Instant gratification provides an incredible human experience. How often do we feel it? It’s the emotion we feel when we buy a funny woolen hat or down a warm beverage while out on a cold night in a foggy city. Let’s face it. In our highly time-crunched lives, instant gratification feels pretty good.
The Polaroid SX-70 instant camera, shown in Figure 2, provided the perfect user experience—a combination of capturing memories and instant gratification. The manufacturer’s inclusion of a battery and film with the camera eliminated all possible impediments to instantaneous photographic bliss. The photographic experience began with the way the camera opened up for use and the interaction of focusing an image as you looked through the viewfinder, then pressing the camera’s single red button to take a photo. Snap! Everyone experienced excited anticipation, hearing the camera’s bzzzzz-krk as you opened it to view your photo. When you were finished taking photos, the SX-70’s collapsible form snapped shut, and the way the negative space of the face slid in completed the shape of the camera.

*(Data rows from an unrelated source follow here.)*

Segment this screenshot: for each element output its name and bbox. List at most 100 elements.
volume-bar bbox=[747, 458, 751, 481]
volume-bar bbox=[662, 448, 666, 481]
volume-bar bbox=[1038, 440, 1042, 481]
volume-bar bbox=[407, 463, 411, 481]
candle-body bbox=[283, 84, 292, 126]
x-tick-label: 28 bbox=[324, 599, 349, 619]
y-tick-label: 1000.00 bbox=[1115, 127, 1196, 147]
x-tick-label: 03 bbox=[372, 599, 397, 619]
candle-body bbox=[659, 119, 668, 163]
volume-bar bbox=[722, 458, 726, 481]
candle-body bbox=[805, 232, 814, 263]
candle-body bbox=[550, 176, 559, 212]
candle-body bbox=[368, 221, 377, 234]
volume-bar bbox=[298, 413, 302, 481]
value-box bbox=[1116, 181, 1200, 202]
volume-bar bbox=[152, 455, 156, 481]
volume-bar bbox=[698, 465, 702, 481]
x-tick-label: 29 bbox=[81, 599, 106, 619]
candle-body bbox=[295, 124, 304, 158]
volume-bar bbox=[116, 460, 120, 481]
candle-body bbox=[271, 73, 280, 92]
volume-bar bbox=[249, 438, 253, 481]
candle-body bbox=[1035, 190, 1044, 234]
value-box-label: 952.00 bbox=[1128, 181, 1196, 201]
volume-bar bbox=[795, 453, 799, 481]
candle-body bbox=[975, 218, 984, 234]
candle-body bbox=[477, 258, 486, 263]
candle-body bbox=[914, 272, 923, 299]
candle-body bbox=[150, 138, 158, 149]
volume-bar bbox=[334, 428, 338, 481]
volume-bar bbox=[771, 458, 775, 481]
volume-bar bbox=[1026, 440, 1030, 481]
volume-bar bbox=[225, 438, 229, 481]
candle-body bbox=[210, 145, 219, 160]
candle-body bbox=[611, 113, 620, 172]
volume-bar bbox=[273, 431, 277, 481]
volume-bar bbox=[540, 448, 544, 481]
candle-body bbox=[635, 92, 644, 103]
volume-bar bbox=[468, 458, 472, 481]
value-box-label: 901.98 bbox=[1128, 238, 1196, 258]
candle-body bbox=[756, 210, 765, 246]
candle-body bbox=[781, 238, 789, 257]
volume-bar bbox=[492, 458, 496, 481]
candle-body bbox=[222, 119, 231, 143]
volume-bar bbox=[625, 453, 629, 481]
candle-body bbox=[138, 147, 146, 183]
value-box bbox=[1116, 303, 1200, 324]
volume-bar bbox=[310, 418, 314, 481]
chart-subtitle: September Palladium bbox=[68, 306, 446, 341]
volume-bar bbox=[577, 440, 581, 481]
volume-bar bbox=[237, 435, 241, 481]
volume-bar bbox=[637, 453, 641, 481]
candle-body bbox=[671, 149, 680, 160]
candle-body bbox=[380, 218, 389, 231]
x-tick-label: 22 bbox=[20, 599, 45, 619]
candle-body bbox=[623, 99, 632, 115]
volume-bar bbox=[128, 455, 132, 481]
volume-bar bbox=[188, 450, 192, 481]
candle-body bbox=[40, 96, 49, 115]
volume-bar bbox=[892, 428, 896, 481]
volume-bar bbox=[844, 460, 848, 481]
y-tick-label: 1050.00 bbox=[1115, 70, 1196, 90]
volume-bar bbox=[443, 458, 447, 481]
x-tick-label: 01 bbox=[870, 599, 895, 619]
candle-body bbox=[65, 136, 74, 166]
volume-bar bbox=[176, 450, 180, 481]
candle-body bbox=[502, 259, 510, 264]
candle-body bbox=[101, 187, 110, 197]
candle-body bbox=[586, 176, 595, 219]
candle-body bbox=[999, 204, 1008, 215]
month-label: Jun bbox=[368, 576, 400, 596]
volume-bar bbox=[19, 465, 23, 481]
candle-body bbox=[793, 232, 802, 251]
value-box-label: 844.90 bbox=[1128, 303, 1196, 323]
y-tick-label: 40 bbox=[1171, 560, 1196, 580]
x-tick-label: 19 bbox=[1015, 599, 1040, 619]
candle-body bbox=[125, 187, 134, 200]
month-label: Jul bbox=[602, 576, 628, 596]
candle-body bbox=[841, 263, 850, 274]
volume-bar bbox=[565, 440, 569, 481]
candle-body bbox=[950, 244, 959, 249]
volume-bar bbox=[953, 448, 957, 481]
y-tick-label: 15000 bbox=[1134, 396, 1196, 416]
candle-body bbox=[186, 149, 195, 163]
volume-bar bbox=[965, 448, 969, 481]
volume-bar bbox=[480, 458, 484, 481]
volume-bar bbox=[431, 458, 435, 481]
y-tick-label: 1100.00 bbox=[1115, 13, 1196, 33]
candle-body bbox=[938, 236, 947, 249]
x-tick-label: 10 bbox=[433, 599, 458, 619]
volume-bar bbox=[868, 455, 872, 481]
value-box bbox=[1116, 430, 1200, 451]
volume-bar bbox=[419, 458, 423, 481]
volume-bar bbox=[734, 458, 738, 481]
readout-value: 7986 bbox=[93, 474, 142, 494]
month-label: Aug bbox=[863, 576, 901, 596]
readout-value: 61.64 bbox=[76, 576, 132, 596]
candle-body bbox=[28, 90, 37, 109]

How did it feel to instantaneously capture a moment in time on a small rectangular piece of paper? It must have felt like pocket alchemy when people took their first Polaroid photographs. In fact, it still does. Watching a ghostly photograph resolve into clarity on a Polaroid camera is a surreal experience. It’s truly sad that Polaroid is a dying technology.
What killed the instant camera wasn’t the advent of digital photography. It was only when people found a way to share digital photographs freely online—setting our memories free—as Figure 3 illustrates, that the Polaroid really started feeling its age. Slowly, but inexorably, the noble product shifted back into the domain of hobbyists and enthusiasts, then finally descended to the end of its market cycle.